Kameri ayın başlayabilmesi için Cenab-ı Peygamber'in hadisi mucibince hilalin görülmesi şarttır. Hilalin görülebilecek bir parlaklığa ulaşması için de içtima doğrultusundan en az 8 derece açılması ve güneş battığı anda hilalin ufuk yüksekliğinin en az 5 derece olması gerekmektedir. Bu şartların dışında hilalin görülmesi mümkün değildir. Ben bu zamana kadar Kameri ayların birinci gün hilallerini hiç göremedim. Ancak, ikinci ve üçüncü günlerden itibaren görebildim.

Bereket, rahmet ve mağfiret sofrasını bir ay boyunca inananların kalbine kuran ramazan-ı şerif, incecik bir hilal halinde dünyamıza, şehrimize, evlerimize doğdu.
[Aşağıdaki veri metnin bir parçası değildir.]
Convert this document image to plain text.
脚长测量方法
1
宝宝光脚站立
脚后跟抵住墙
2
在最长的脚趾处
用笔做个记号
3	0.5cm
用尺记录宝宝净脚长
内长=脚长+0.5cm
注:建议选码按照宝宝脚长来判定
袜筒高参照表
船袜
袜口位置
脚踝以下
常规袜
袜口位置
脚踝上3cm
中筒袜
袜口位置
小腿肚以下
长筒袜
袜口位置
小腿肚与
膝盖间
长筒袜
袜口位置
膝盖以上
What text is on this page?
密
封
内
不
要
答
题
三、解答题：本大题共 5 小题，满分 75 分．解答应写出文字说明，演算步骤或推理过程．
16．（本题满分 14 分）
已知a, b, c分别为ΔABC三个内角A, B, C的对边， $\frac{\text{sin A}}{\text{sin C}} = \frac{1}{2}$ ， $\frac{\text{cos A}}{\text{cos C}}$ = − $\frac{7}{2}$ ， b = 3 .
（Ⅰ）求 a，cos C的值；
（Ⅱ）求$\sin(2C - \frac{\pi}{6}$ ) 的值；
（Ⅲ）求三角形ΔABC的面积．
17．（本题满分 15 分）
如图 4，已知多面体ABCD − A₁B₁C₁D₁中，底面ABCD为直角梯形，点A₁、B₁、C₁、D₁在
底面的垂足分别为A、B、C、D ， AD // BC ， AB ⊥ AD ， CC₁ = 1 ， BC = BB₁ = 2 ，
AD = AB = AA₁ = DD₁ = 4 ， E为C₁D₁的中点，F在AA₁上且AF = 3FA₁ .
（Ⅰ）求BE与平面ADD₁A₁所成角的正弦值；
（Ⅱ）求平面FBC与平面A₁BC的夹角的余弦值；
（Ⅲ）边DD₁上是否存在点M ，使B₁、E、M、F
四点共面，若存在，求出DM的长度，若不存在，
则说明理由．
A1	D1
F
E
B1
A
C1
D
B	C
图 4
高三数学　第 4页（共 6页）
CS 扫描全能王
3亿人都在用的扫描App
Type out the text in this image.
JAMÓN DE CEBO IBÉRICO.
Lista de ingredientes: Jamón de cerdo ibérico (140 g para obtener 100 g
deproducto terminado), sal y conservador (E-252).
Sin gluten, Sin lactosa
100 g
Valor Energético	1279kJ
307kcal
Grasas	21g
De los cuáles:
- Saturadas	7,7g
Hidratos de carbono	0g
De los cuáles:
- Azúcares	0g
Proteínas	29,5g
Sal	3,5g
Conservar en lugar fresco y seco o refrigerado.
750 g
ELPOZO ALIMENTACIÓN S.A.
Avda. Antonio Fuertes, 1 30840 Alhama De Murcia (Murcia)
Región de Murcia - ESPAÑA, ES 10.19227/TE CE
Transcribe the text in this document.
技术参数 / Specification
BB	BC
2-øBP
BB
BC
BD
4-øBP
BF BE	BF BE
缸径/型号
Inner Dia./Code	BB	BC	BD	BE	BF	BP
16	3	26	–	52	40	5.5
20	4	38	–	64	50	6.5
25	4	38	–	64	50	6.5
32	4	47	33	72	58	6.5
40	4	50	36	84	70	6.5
Karanlıklar içinde kalan ruhumuzu ışıtacak, yaralı kalplerimizi sarıp sarmalayacak, ruhumuzda iftarlar yapacak ramazan hoş geldi! Ama buruk geldi!..

Neden mi buruk geldi? Müslümanların en temel sorununun aklı etkin kullanmamak olduğunu bilmem söylememe gerek var mıdır? Cenab-ı Hakk, aklı kullanma ile ilgili yüce kitabının Yunus suresinin 100. ayetinde mealen: "O, aklını kullanmayanlara kötü bir azap verir" şeklinde buyurmaktadır. "Aklı etkin kullanmak" Allah'ın emri olmasına rağmen müslüman ülkelerin bir çoğu aklını etkin kullanamadığı için bugün kötü bir azapla imtihan edilmekte olup, bu gruba ülkemiz de dahildir.

Bugün için zulüm gören tüm müslüman ülkelerinde savaş, kan ve gözyaşı olunca, haliyle ramazan ayının da coşkusunu, sevincini ve heyecanını tam anlamıyla yaşayamıyoruz. Zulme uğramış müslüman kardeşlerimizin içler acısı hali bizleri üzmekte ve ramazan sevincimizi kırmaktadır.

Cenab-ı Hakk'tan, tüm müslüman kardeşlerimize katından bir rahmet vermesini, işlerinde doğruyu göstermesini ve başarılı kılmasını niyaz ediyorum.

Rahmeti, bereketi ve mağfireti kuşanacağımız dolu dolu bir ramazan geçirme dileğimle birlikte sizleri en Güzel'e emanet ediyorum.